While the company had about $100 million on hand at the end of June, Field Trip is currently making less than $1 million on patient services, according to its most recent quarterly report. One of the biggest challenges for Field Trip is that most people don’t have several thousand dollars lying around to spend on ketamine therapy. But if the FDA were to approve a psychedelic drug for a mental health condition, insurance companies may start to cover more Field Trip treatments, bringing them a huge new customer base.
There are certain conditions, like a history of psychosis or a ketamine allergy, that rule out Field Trip’s offering for some patients. Levy says the safety of ketamine has been well established and that Field Trip hasn’t had any medical issues. But others believe there is a litany of open questions.
Jeffrey Lieberman, a Columbia psychiatry professor, says the enthusiasm about psychedelics is outpacing the science, and he worries that mishaps could lead to backlash and a return to restrictions. If MDMA is approved for PTSD, for example, companies could end up prescribing the drug for other conditions that it hasn’t been approved for. That practice, which is sometimes called off-label prescribing, is already in place for ketamine. Lieberman added that we don’t fully understand the long-term safety of ketamine. There is also evidence ketamine clinics throughout the US are overhyping the drug’s abilities and not properly screening patients, acccording to a 2018 investigation by STAT.
There are other objections. A significant number of people oppose even the monitored use of psychedelics, including the 44 percent of Oregon residents who voted against the state’s recent measure to legalize a supervised psilocybin therapy model much like Field Trip’s. There are also psychedelic advocates who believe that allowing companies like Field Trip to do business will end up medicalizing and driving up the cost of psychedelics, which they think should be freely available.
The companies and people hoping to make psychedelic-based mental health care mainstream say this trend is about far more than just the drugs themselves.
“Taking a gram of mushrooms recreationally with your friends sitting around and giggling at YouTube music videos … it’s harmless,” Sanjay Singhal, a tech entrepreneur who directs the Nikean Foundation, a nonprofit that funds psychedelics research, told Recode. “But it’s completely different from taking five grams, knocking you out in the presence of a therapist for five hours while your brain processes whatever trauma, anxiety, emotional issues you might have.”
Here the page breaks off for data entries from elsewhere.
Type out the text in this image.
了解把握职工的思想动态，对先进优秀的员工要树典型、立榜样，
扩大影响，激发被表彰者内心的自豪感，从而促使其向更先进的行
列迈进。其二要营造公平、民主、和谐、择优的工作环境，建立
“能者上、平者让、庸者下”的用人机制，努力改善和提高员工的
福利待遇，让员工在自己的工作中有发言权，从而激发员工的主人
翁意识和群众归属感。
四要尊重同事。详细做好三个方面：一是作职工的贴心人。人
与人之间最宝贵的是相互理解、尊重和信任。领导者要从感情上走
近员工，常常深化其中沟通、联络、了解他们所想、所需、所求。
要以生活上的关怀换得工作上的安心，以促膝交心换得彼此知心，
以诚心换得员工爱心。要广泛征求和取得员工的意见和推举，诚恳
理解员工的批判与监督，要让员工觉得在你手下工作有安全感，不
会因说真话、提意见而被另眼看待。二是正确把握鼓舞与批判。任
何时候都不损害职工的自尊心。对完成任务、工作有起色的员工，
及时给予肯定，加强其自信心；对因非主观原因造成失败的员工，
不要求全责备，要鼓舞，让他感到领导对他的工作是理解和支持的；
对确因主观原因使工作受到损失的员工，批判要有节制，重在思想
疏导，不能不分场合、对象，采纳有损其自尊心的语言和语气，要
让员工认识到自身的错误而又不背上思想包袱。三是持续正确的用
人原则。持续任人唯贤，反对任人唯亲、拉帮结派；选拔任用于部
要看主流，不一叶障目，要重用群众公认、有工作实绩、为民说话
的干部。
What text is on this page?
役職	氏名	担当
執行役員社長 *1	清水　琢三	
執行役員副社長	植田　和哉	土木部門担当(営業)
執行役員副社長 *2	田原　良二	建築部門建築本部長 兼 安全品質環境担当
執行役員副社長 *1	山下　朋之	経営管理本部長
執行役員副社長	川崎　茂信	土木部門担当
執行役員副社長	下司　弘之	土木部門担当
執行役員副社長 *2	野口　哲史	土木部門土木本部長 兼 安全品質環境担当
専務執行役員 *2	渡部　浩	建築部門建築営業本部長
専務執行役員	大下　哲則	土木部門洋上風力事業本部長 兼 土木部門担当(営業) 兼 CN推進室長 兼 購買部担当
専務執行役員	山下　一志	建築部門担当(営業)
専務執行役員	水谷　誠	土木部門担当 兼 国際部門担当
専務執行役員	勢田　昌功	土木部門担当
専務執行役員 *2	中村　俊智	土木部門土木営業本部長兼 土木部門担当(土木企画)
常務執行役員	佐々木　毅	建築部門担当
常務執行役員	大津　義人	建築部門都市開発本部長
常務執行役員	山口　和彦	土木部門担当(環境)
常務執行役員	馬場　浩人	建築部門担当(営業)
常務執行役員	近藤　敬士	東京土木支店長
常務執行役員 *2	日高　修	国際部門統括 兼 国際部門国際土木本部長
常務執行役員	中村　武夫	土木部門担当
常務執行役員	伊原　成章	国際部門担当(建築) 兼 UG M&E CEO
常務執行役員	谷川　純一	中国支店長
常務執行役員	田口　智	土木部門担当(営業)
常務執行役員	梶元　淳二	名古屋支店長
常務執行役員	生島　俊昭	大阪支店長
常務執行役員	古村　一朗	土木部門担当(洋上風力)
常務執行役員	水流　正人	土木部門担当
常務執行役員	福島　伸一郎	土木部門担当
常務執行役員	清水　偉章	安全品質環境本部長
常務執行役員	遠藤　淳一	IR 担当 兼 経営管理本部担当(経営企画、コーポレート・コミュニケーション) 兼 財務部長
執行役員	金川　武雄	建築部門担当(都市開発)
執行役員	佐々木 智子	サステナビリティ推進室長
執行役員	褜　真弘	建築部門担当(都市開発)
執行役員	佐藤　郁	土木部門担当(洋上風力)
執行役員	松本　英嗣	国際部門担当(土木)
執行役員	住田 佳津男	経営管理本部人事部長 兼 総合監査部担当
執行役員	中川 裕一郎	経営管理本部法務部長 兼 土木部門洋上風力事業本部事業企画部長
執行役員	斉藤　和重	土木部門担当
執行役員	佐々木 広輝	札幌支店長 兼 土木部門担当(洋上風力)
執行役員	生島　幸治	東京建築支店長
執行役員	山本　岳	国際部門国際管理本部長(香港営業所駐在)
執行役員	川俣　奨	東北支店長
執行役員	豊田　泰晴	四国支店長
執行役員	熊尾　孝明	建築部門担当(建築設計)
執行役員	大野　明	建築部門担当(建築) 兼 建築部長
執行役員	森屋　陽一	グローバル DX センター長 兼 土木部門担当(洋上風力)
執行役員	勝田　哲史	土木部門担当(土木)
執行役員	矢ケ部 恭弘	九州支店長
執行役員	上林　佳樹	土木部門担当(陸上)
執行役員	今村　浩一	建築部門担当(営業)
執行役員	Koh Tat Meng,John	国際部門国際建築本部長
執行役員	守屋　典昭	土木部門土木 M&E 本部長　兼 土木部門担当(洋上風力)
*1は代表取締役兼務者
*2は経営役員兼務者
We’re bound to hear more about psychedelic therapy in the months to come. But even if psychedelics’ legal status remains the same, it’s clear to some patients that there’s a place for psychedelic therapy — even if it’s just the existing ketamine treatments — in our health care system. To Chewning, the veteran, these startups are addressing the demand for better mental health care and providing a new option for people who haven’t had success with traditional medications and therapy.
“I just look at what they’ve done for me personally, I look at what they have done for people I know,” he said. “We’re being put on a path toward a higher quality of life in the near future.”